Isto porque El Gordo é casa que faz a dois tempos uma viagem de grande amplitude geográfica no que aos comeres toca. Deixa-nos à mesa do Brasil e dos comeres que falam aquele português doce que bem conhecemos; mas também nos apresenta aquilo que outras latitudes sul-americanas nos dão - e bem – como as carnes da Argentina. E porque é casa gerida por uma dupla de portugueses, pai e filho mais concretamente, este El Gordo não se escusa aos petiscos e ceares de alma lusa.
Nuno e Salvador Almeida (respetivamente pai e filho) são os dois obreiros desta casa instalada próximo ao Cais do Sodré deste o último trimestre de 2017. Um pai, neste dia de Mundial, estrategicamente posicionado à entrada da ampla sala. Patriarca em jeito de anfitrião a indicar mesa e de olhar soberano sobre a multidão.

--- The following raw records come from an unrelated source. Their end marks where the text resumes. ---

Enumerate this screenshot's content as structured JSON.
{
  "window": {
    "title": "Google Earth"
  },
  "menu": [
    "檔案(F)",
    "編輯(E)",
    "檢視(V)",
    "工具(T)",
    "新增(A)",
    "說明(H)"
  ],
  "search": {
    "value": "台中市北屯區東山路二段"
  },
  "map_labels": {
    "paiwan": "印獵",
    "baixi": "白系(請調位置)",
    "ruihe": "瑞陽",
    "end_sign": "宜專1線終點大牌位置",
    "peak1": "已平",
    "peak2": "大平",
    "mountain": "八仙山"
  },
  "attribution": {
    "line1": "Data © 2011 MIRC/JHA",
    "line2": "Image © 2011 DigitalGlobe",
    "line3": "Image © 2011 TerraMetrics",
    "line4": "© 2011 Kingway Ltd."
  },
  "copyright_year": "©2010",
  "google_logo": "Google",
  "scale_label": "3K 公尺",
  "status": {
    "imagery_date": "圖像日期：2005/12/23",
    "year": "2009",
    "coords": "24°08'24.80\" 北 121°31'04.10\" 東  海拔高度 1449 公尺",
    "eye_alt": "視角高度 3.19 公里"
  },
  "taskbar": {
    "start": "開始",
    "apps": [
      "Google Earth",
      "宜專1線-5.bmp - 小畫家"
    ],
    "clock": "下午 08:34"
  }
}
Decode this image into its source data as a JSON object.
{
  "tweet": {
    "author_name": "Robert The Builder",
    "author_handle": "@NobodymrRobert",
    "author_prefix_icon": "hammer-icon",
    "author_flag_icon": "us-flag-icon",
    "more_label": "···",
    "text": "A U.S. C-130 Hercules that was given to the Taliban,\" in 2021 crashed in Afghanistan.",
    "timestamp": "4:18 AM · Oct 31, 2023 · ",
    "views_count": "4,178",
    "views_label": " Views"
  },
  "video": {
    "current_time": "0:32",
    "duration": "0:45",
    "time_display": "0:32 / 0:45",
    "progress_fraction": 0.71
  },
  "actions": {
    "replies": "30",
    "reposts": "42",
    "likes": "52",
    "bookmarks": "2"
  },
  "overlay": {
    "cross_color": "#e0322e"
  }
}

É ele, Nuno, o El Gordo, alcunha que conquistou quando, no passado, a balança lhe devolvia uns bons quilos de sobra. Foram-se os quilinhos a mais, ficou um nome que acompanha Nuno Almeida nestas lides de restauração há muito. No espaço de nome homónimo que teve há perto de 30 anos no Bairro Alto, na casa que havia de abrir no Rio de Janeiro no Brasil, onde esteve uma década, e, agora, aqui, na Movida desta nova Lisboa.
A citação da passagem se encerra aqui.